Applied Signal Processing with artificial intelligence (ELE640)
We surround ourselves with smart phones, watches and sensors. With the help of such equipment we have conversations, listen to music, watch films, receive information about the world around us as well as monitor our surroundings and ourselves. We need advanced signal and image processing to be able to interpret and give meaning to data from such sensors, including medical equipment. This course builds on subjects such as Signal Processing, Image Processing and Computer Vision as well as Machine Learning. We learn basic theory, some new techniques and establish "building blocks", which we use in specific applications. We learn to extract features from data we can feed into machine learning programs.
Course description for study year 2025-2026. Please note that changes may occur.
Course code
ELE640
Version
1
Credits (ECTS)
10
Semester tution start
Spring
Number of semesters
1
Exam semester
Spring
Language of instruction
Norwegian
Content
The students will learn about:
Classical machine learning models such as:
- Support Vector Machines (SVM).
- Random Forest (RF).
- XGBoost.
Time and frequency analysis using:
- Short Time Fourier Transform (STFT).
- The Gabor Transform.
- The Wavelet Transform.
Texture analysis using:
- Co-occurrence matrices.
- Local binary pattern (LBP).
Techniques and methods for signal and image compression using:
- The Discrete Cosine Transform (JPEG).
- Wavelets (JPEG2000).
Multirate signal processing using polyphase decomposition.

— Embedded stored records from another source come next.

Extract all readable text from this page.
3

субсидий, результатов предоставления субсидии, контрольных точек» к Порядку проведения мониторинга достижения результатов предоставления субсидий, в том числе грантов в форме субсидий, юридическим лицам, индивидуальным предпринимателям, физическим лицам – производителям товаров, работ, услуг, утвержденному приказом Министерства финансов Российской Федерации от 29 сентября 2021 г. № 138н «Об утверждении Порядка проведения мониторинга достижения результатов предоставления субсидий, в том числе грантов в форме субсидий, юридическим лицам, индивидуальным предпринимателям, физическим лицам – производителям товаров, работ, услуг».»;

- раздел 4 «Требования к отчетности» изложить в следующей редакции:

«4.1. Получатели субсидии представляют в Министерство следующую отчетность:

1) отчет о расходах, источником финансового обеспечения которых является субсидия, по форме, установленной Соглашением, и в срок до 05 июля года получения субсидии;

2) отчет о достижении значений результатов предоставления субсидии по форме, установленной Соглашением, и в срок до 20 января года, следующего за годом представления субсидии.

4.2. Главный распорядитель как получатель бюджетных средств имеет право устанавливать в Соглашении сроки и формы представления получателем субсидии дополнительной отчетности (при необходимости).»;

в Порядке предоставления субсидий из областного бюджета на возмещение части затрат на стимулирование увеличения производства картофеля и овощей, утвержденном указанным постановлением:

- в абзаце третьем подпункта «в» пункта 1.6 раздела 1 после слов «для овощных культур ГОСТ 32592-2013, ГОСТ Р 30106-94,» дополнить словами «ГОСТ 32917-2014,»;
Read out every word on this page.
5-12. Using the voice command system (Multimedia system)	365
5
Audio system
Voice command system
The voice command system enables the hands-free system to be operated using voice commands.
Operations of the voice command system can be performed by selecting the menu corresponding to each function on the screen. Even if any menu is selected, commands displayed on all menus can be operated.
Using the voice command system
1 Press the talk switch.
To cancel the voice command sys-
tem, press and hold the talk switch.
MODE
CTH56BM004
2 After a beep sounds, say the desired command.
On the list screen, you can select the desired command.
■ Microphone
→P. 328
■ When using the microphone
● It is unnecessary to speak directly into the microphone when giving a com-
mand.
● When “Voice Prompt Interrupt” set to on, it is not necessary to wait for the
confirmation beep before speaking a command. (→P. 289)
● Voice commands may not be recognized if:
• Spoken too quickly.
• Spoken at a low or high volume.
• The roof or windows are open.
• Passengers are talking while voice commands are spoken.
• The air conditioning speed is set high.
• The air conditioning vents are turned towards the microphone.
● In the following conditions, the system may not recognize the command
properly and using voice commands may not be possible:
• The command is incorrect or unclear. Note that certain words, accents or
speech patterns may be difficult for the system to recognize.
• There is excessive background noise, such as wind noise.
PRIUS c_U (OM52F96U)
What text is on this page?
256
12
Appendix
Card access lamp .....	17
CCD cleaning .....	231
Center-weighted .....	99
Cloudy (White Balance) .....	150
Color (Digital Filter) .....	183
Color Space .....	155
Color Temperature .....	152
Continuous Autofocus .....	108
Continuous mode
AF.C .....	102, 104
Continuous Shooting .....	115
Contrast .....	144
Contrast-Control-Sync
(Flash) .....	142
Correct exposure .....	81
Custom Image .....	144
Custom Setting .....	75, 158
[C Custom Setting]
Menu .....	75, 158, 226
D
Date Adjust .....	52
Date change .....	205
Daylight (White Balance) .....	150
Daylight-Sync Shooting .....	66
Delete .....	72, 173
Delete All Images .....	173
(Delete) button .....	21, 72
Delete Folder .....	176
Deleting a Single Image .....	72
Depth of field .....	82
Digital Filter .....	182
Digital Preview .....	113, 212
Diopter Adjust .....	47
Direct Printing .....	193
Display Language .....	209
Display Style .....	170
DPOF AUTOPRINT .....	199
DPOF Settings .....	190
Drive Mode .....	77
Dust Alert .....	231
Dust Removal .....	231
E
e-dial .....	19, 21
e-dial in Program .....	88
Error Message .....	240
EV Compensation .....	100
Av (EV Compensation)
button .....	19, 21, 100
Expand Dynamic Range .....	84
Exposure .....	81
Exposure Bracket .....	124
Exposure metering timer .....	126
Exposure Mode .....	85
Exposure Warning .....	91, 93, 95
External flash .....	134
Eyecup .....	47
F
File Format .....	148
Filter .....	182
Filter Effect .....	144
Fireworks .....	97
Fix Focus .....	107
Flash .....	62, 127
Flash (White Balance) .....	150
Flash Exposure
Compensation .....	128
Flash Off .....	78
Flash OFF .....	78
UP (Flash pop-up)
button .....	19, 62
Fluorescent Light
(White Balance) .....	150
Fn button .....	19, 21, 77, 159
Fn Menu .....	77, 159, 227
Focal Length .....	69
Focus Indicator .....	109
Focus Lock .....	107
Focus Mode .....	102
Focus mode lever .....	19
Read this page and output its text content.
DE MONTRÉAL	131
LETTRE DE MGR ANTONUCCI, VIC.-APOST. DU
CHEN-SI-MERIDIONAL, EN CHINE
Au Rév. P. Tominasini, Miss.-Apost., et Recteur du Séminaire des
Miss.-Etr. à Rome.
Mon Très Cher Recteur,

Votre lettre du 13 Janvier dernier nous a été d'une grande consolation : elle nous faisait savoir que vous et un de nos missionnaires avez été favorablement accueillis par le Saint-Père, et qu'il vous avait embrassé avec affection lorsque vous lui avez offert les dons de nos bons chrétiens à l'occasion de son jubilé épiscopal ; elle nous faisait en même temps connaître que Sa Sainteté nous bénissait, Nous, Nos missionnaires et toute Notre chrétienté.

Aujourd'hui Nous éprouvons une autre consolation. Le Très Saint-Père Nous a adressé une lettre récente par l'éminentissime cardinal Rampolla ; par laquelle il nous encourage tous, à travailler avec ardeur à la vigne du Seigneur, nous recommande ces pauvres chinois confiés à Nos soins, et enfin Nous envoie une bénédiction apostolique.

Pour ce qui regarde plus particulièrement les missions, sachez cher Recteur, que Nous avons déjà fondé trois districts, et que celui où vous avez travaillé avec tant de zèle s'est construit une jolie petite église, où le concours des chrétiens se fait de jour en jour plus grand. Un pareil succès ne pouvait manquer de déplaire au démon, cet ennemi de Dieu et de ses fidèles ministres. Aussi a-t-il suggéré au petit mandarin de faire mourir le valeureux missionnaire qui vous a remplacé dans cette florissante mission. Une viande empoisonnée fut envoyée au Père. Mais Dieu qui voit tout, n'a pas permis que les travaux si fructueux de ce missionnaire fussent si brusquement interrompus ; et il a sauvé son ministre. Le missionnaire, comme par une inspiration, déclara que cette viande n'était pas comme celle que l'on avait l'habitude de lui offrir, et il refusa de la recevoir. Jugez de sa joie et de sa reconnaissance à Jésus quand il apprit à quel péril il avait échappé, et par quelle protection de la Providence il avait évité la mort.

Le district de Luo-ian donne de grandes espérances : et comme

Generative deep learning models such as:
- Autoencoders.
- General Adversarial Networks (GAN).
We will use Python actively to apply the aforementioned machine- and deep learning methods as well as signal- and image processing methods to:
- Build biomedical decision systems for disease classification.
- Generate features from datasets consisting of magnetic resonance imaging (MRI) of the brain and electroencephalography (EEG) of the brain for classification of different types of dementia in the elderly.
- Compress photographs.
- Enable signals from different sensors to work together.
- Noise reduction.
Learning outcome
Knowledge:
The student will learn advanced signal- and image processing techniques as well as machine- and deep learning techniques, building modules mentioned in ELE500 Signal Processing, ELE510 Image Processing and Machine Vision, and ELE520 Machine Learning.
The student will gain knowledge of several essential classical machine learning models (SVM, RF, XGBoost), signal and image processing tools within the topics of time and frequency analysis (STFT, the Gabor Transform, and wavelets), texture analysis (co-occurrence matrices and LBP), techniques and methods for signal and image compression (JPEG and JPEG2000), multirate signal processing (polyphase decomposition), and generative deep learning methods such as autoencoders and GANs.
Skills:
The student will apply the aforementioned methods in practical applications using programming tools in Python. The student will gain insight into how machine learning and deep learning models, as well as signal and image processing techniques, can be used in concrete applications such as disease classification, image compression, resampling of data from multiple sensors, and noise reduction.
General competence:
After completing this course, the student will have a theoretical understanding of important classical machine learning and deep learning models, as well as advanced signal and image processing concepts. The student will have a basic understanding of how these methods can be applied to relevant data using programming tools in Python.
Required prerequisite knowledge
Recommended prerequisites
Exam
Form of assessment | Weight | Duration | Marks | Aid |
---|---|---|---|---|
Written exam | 1/1 | 4 Hours | Letter grades | No printed or written materials are allowed. Approved basic calculator allowed |
Coursework requirements
Programming assignments using Python:
6 out of 6 assignments must be approved by the course teacher within the specified deadlines.
The course has mandatory attendance.